The study found that using blood-based measures instead of PET scans reduced the statistical “power” of the results. In lay terms, what does power mean and why is it important?
Hayes-Larson: “Power is the probability or chance that a study detects an effect when it really exists. As an example, if a particular exposure truly increases risk for Alzheimer’s pathology, a study with 90% power has a 90% chance of finding that the exposure increases risk. Conversely, 10% of the time, it will fail to detect the effect and wrongly conclude that the exposure has no significant effect. We want studies to be well powered (power of 80% or 90% are commonly used thresholds) so that we don’t miss important factors related to AD risk.”
Why does increasing the sample size help offset this reduction in power?
Hayes-Larson: “A study’s power depends on multiple things, and sample size is one of them. With more people in a sample, our estimates are more precise. When they are more precise, it is easier to conclude that an observed effect is statistically different from ‘no effect’.”
What are some other challenges/biases that arose when swapping PET scans for blood biomarkers?

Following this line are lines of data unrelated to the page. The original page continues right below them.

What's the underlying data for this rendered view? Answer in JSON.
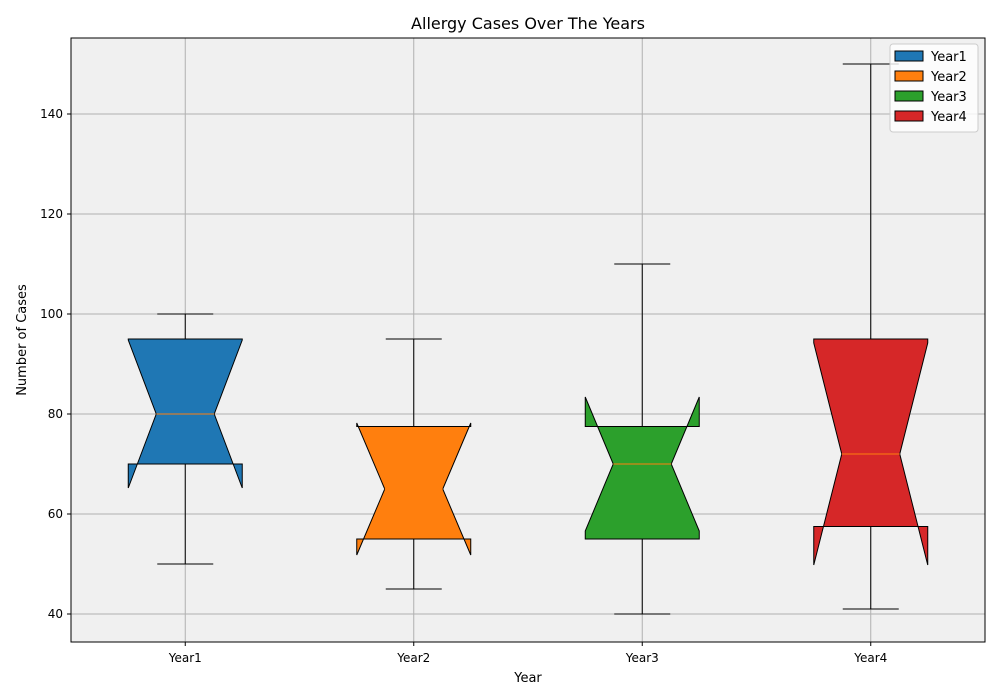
{
  "chart_data": {
    "type": "box",
    "notched": true,
    "title": "Allergy Cases Over The Years",
    "xlabel": "Year",
    "ylabel": "Number of Cases",
    "ylim": [
      34.4,
      155.2
    ],
    "yticks": [
      40,
      60,
      80,
      100,
      120,
      140
    ],
    "categories": [
      "Year1",
      "Year2",
      "Year3",
      "Year4"
    ],
    "grid": true,
    "legend_placement": "top-right",
    "background_color": "#f0f0f0",
    "median_color": "#ff7f0e",
    "series": [
      {
        "name": "Year1",
        "color": "#1f77b4",
        "whisker_low": 50,
        "q1": 70,
        "median": 80,
        "q3": 95,
        "whisker_high": 100,
        "notch_low": 65.2,
        "notch_high": 94.8
      },
      {
        "name": "Year2",
        "color": "#ff7f0e",
        "whisker_low": 45,
        "q1": 55,
        "median": 65,
        "q3": 77.5,
        "whisker_high": 95,
        "notch_low": 51.8,
        "notch_high": 78.2
      },
      {
        "name": "Year3",
        "color": "#2ca02c",
        "whisker_low": 40,
        "q1": 55,
        "median": 70,
        "q3": 77.5,
        "whisker_high": 110,
        "notch_low": 56.6,
        "notch_high": 83.4
      },
      {
        "name": "Year4",
        "color": "#d62728",
        "whisker_low": 41,
        "q1": 57.5,
        "median": 72,
        "q3": 95,
        "whisker_high": 150,
        "notch_low": 49.8,
        "notch_high": 94.2
      }
    ]
  }
}
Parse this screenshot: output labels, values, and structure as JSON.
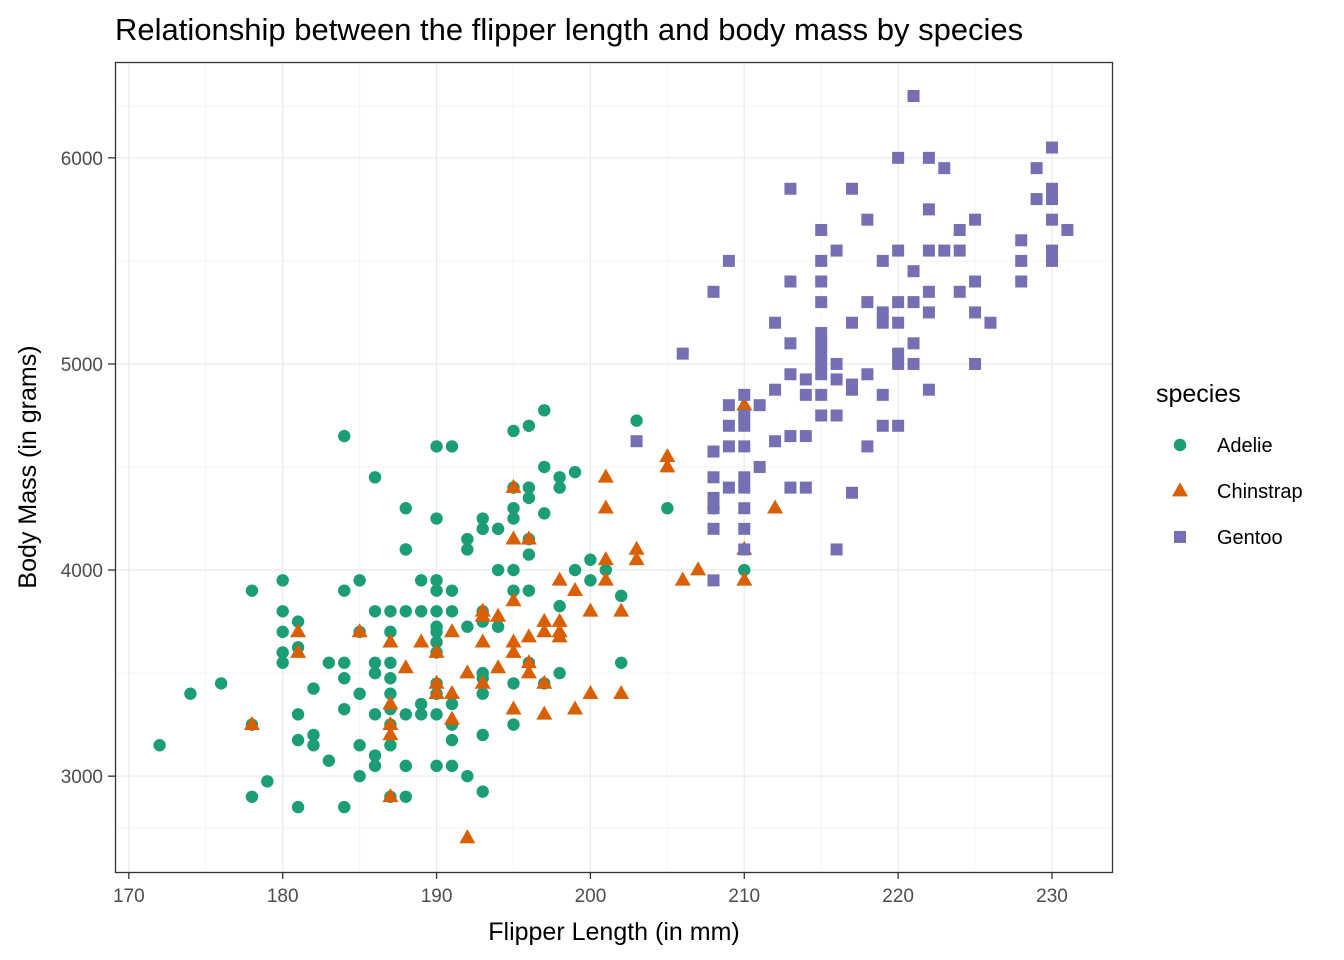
{
  "chart_data": {
    "type": "scatter",
    "title": "Relationship between the flipper length and body mass by species",
    "xlabel": "Flipper Length (in mm)",
    "ylabel": "Body Mass (in grams)",
    "xlim": [
      169.1,
      233.9
    ],
    "ylim": [
      2535,
      6465
    ],
    "x_ticks": [
      170,
      180,
      190,
      200,
      210,
      220,
      230
    ],
    "y_ticks": [
      3000,
      4000,
      5000,
      6000
    ],
    "x_tick_labels": [
      "170",
      "180",
      "190",
      "200",
      "210",
      "220",
      "230"
    ],
    "y_tick_labels": [
      "3000",
      "4000",
      "5000",
      "6000"
    ],
    "grid": true,
    "legend_title": "species",
    "legend_position": "right",
    "series": [
      {
        "name": "Adelie",
        "color": "#1b9e77",
        "shape": "circle",
        "points": [
          [
            172,
            3150
          ],
          [
            174,
            3400
          ],
          [
            176,
            3450
          ],
          [
            178,
            3250
          ],
          [
            178,
            3900
          ],
          [
            178,
            2900
          ],
          [
            179,
            2975
          ],
          [
            180,
            3950
          ],
          [
            180,
            3800
          ],
          [
            180,
            3700
          ],
          [
            180,
            3600
          ],
          [
            180,
            3550
          ],
          [
            181,
            3750
          ],
          [
            181,
            3625
          ],
          [
            181,
            3300
          ],
          [
            181,
            3175
          ],
          [
            181,
            2850
          ],
          [
            182,
            3425
          ],
          [
            182,
            3200
          ],
          [
            182,
            3150
          ],
          [
            183,
            3550
          ],
          [
            183,
            3075
          ],
          [
            184,
            4650
          ],
          [
            184,
            3900
          ],
          [
            184,
            3550
          ],
          [
            184,
            3475
          ],
          [
            184,
            3325
          ],
          [
            184,
            2850
          ],
          [
            185,
            3950
          ],
          [
            185,
            3700
          ],
          [
            185,
            3400
          ],
          [
            185,
            3150
          ],
          [
            185,
            3000
          ],
          [
            186,
            4450
          ],
          [
            186,
            3800
          ],
          [
            186,
            3550
          ],
          [
            186,
            3500
          ],
          [
            186,
            3300
          ],
          [
            186,
            3100
          ],
          [
            186,
            3050
          ],
          [
            187,
            3800
          ],
          [
            187,
            3700
          ],
          [
            187,
            3550
          ],
          [
            187,
            3475
          ],
          [
            187,
            3400
          ],
          [
            187,
            3325
          ],
          [
            187,
            3250
          ],
          [
            187,
            3150
          ],
          [
            187,
            2900
          ],
          [
            188,
            4300
          ],
          [
            188,
            4100
          ],
          [
            188,
            3800
          ],
          [
            188,
            3300
          ],
          [
            188,
            3050
          ],
          [
            188,
            2900
          ],
          [
            189,
            3950
          ],
          [
            189,
            3800
          ],
          [
            189,
            3350
          ],
          [
            189,
            3300
          ],
          [
            190,
            4600
          ],
          [
            190,
            4250
          ],
          [
            190,
            3950
          ],
          [
            190,
            3900
          ],
          [
            190,
            3800
          ],
          [
            190,
            3725
          ],
          [
            190,
            3700
          ],
          [
            190,
            3650
          ],
          [
            190,
            3600
          ],
          [
            190,
            3450
          ],
          [
            190,
            3400
          ],
          [
            190,
            3300
          ],
          [
            190,
            3050
          ],
          [
            191,
            4600
          ],
          [
            191,
            3900
          ],
          [
            191,
            3800
          ],
          [
            191,
            3350
          ],
          [
            191,
            3250
          ],
          [
            191,
            3175
          ],
          [
            191,
            3050
          ],
          [
            192,
            4150
          ],
          [
            192,
            4100
          ],
          [
            192,
            3725
          ],
          [
            192,
            3000
          ],
          [
            193,
            4250
          ],
          [
            193,
            4200
          ],
          [
            193,
            3800
          ],
          [
            193,
            3750
          ],
          [
            193,
            3500
          ],
          [
            193,
            3475
          ],
          [
            193,
            3400
          ],
          [
            193,
            3200
          ],
          [
            193,
            2925
          ],
          [
            194,
            4200
          ],
          [
            194,
            4000
          ],
          [
            194,
            3725
          ],
          [
            195,
            4675
          ],
          [
            195,
            4400
          ],
          [
            195,
            4300
          ],
          [
            195,
            4250
          ],
          [
            195,
            4000
          ],
          [
            195,
            3900
          ],
          [
            195,
            3450
          ],
          [
            195,
            3250
          ],
          [
            196,
            4700
          ],
          [
            196,
            4400
          ],
          [
            196,
            4350
          ],
          [
            196,
            4150
          ],
          [
            196,
            4075
          ],
          [
            196,
            3900
          ],
          [
            196,
            3550
          ],
          [
            197,
            4775
          ],
          [
            197,
            4500
          ],
          [
            197,
            4275
          ],
          [
            197,
            3450
          ],
          [
            198,
            4450
          ],
          [
            198,
            4400
          ],
          [
            198,
            3825
          ],
          [
            198,
            3500
          ],
          [
            199,
            4475
          ],
          [
            199,
            4000
          ],
          [
            200,
            4050
          ],
          [
            200,
            3950
          ],
          [
            201,
            4000
          ],
          [
            202,
            3875
          ],
          [
            202,
            3550
          ],
          [
            203,
            4725
          ],
          [
            205,
            4300
          ],
          [
            208,
            4300
          ],
          [
            210,
            4000
          ]
        ]
      },
      {
        "name": "Chinstrap",
        "color": "#d95f02",
        "shape": "triangle",
        "points": [
          [
            178,
            3250
          ],
          [
            181,
            3700
          ],
          [
            181,
            3600
          ],
          [
            185,
            3700
          ],
          [
            187,
            3650
          ],
          [
            187,
            3350
          ],
          [
            187,
            3250
          ],
          [
            187,
            3200
          ],
          [
            187,
            2900
          ],
          [
            188,
            3525
          ],
          [
            189,
            3650
          ],
          [
            190,
            3600
          ],
          [
            190,
            3450
          ],
          [
            190,
            3400
          ],
          [
            191,
            3700
          ],
          [
            191,
            3400
          ],
          [
            191,
            3275
          ],
          [
            192,
            3500
          ],
          [
            192,
            2700
          ],
          [
            193,
            3800
          ],
          [
            193,
            3775
          ],
          [
            193,
            3650
          ],
          [
            193,
            3450
          ],
          [
            194,
            3775
          ],
          [
            194,
            3525
          ],
          [
            195,
            4400
          ],
          [
            195,
            4150
          ],
          [
            195,
            3850
          ],
          [
            195,
            3650
          ],
          [
            195,
            3600
          ],
          [
            195,
            3325
          ],
          [
            196,
            4150
          ],
          [
            196,
            3675
          ],
          [
            196,
            3550
          ],
          [
            196,
            3500
          ],
          [
            197,
            3750
          ],
          [
            197,
            3700
          ],
          [
            197,
            3450
          ],
          [
            197,
            3300
          ],
          [
            198,
            3950
          ],
          [
            198,
            3750
          ],
          [
            198,
            3700
          ],
          [
            198,
            3675
          ],
          [
            199,
            3900
          ],
          [
            199,
            3325
          ],
          [
            200,
            3800
          ],
          [
            200,
            3400
          ],
          [
            201,
            4450
          ],
          [
            201,
            4300
          ],
          [
            201,
            4050
          ],
          [
            201,
            3950
          ],
          [
            202,
            3800
          ],
          [
            202,
            3400
          ],
          [
            203,
            4100
          ],
          [
            203,
            4050
          ],
          [
            205,
            4550
          ],
          [
            205,
            4500
          ],
          [
            206,
            3950
          ],
          [
            207,
            4000
          ],
          [
            210,
            4800
          ],
          [
            210,
            4100
          ],
          [
            210,
            3950
          ],
          [
            212,
            4300
          ]
        ]
      },
      {
        "name": "Gentoo",
        "color": "#7570b3",
        "shape": "square",
        "points": [
          [
            203,
            4625
          ],
          [
            206,
            5050
          ],
          [
            208,
            5350
          ],
          [
            208,
            4575
          ],
          [
            208,
            4450
          ],
          [
            208,
            4350
          ],
          [
            208,
            4300
          ],
          [
            208,
            4200
          ],
          [
            208,
            3950
          ],
          [
            209,
            5500
          ],
          [
            209,
            4800
          ],
          [
            209,
            4700
          ],
          [
            209,
            4600
          ],
          [
            209,
            4400
          ],
          [
            210,
            4850
          ],
          [
            210,
            4750
          ],
          [
            210,
            4700
          ],
          [
            210,
            4600
          ],
          [
            210,
            4450
          ],
          [
            210,
            4400
          ],
          [
            210,
            4300
          ],
          [
            210,
            4200
          ],
          [
            210,
            4100
          ],
          [
            211,
            4800
          ],
          [
            211,
            4500
          ],
          [
            212,
            5200
          ],
          [
            212,
            4875
          ],
          [
            212,
            4625
          ],
          [
            213,
            5850
          ],
          [
            213,
            5400
          ],
          [
            213,
            5100
          ],
          [
            213,
            4950
          ],
          [
            213,
            4650
          ],
          [
            213,
            4400
          ],
          [
            214,
            4925
          ],
          [
            214,
            4850
          ],
          [
            214,
            4650
          ],
          [
            214,
            4400
          ],
          [
            215,
            5650
          ],
          [
            215,
            5500
          ],
          [
            215,
            5400
          ],
          [
            215,
            5300
          ],
          [
            215,
            5150
          ],
          [
            215,
            5100
          ],
          [
            215,
            5050
          ],
          [
            215,
            5000
          ],
          [
            215,
            4950
          ],
          [
            215,
            4850
          ],
          [
            215,
            4750
          ],
          [
            216,
            5550
          ],
          [
            216,
            5000
          ],
          [
            216,
            4925
          ],
          [
            216,
            4750
          ],
          [
            216,
            4100
          ],
          [
            217,
            5850
          ],
          [
            217,
            5200
          ],
          [
            217,
            4900
          ],
          [
            217,
            4875
          ],
          [
            217,
            4375
          ],
          [
            218,
            5700
          ],
          [
            218,
            5300
          ],
          [
            218,
            4950
          ],
          [
            218,
            4600
          ],
          [
            219,
            5500
          ],
          [
            219,
            5250
          ],
          [
            219,
            5200
          ],
          [
            219,
            4850
          ],
          [
            219,
            4700
          ],
          [
            220,
            6000
          ],
          [
            220,
            5550
          ],
          [
            220,
            5300
          ],
          [
            220,
            5200
          ],
          [
            220,
            5050
          ],
          [
            220,
            5000
          ],
          [
            220,
            4700
          ],
          [
            221,
            6300
          ],
          [
            221,
            5450
          ],
          [
            221,
            5300
          ],
          [
            221,
            5100
          ],
          [
            221,
            5000
          ],
          [
            222,
            6000
          ],
          [
            222,
            5750
          ],
          [
            222,
            5550
          ],
          [
            222,
            5350
          ],
          [
            222,
            5250
          ],
          [
            222,
            4875
          ],
          [
            223,
            5950
          ],
          [
            223,
            5550
          ],
          [
            224,
            5650
          ],
          [
            224,
            5550
          ],
          [
            224,
            5350
          ],
          [
            225,
            5700
          ],
          [
            225,
            5400
          ],
          [
            225,
            5250
          ],
          [
            225,
            5000
          ],
          [
            226,
            5200
          ],
          [
            228,
            5600
          ],
          [
            228,
            5500
          ],
          [
            228,
            5400
          ],
          [
            229,
            5950
          ],
          [
            229,
            5800
          ],
          [
            230,
            6050
          ],
          [
            230,
            5850
          ],
          [
            230,
            5800
          ],
          [
            230,
            5700
          ],
          [
            230,
            5550
          ],
          [
            230,
            5500
          ],
          [
            231,
            5650
          ]
        ]
      }
    ]
  }
}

Hayes-Larson: “When we studied how blood biomarkers relate to cognitive function, we found that the noisiness of blood biomarkers can make the connection between biomarkers and cognition look weaker than it really is. In other words, the results may underestimate the true relationship, not just make the estimates less precise.
Bigger picture: the blood biomarkers are not measuring the AD pathology burden directly in the brain. As a result, they are affected by other things such as liver and kidney function, and the literature is still evolving on the most appropriate ways to handle these factors.”

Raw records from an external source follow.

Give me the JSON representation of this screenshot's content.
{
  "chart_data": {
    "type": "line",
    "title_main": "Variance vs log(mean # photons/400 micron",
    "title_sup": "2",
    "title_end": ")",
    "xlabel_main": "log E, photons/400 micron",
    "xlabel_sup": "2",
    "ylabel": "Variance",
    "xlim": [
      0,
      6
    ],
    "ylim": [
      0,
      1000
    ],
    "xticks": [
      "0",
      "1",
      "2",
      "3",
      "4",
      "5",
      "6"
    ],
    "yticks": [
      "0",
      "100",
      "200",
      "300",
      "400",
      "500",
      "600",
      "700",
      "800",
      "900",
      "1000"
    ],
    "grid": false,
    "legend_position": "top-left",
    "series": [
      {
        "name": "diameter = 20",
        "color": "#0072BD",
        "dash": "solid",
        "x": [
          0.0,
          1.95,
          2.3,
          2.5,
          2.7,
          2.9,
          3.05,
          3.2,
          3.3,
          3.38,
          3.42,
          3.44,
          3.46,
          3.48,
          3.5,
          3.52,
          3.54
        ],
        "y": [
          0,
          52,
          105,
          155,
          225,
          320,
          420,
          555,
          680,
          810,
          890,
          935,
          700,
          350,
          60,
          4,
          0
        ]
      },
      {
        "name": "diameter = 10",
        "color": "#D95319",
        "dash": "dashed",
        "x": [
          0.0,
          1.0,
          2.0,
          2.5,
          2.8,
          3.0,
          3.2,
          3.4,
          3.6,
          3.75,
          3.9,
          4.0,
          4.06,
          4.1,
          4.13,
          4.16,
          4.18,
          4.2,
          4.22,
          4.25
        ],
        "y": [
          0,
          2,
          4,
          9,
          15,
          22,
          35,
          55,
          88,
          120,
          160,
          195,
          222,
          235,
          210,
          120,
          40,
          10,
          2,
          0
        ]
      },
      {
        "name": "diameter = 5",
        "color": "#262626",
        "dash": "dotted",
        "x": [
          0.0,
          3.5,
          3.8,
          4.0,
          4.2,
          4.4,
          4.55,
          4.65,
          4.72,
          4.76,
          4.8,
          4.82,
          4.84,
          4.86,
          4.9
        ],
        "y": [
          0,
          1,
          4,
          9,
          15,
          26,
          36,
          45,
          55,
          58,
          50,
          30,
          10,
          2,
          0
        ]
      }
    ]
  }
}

How might these results affect how Alzheimer’s researchers design future studies – does it give them additional factors to consider?
Hayes-Larson: “I think it shows there are reasons researchers might want to consider collecting both types of measures on at least a subset of the study sample. The blood biomarkers are great for the reasons we discussed in terms of costs and logistics, but having even a small group where there is also a PET scan might be useful for validating or correcting the blood biomarker findings later.”
What’s next for this avenue of your research? Does this study prompt new questions or goals?
Hayes-Larson: “I’m working on an analysis of how these challenges affect studies trying to understand whether exposures that reduce cognition do so by influencing AD pathology burden. This is called a mediation analysis, and similar problems to those we describe may result in us missing or underestimating the ways that exposures become biologically embedded.”
The study was supported by National Institute on Aging grants R00AG073454, R01AG082730, R00AG075317, R13AG064971, and R01AG072681. Hayes-Larson’s coauthors included first author Sarah F. Ackley of Brown University; Renaud La Joie and Michelle Caunca of the University of California, San Francisco; and Shubhabrata Mukherjee, Seo-Eun Choi, Emily H. Trittschuh, and Paul K. Crane of the University of Washington.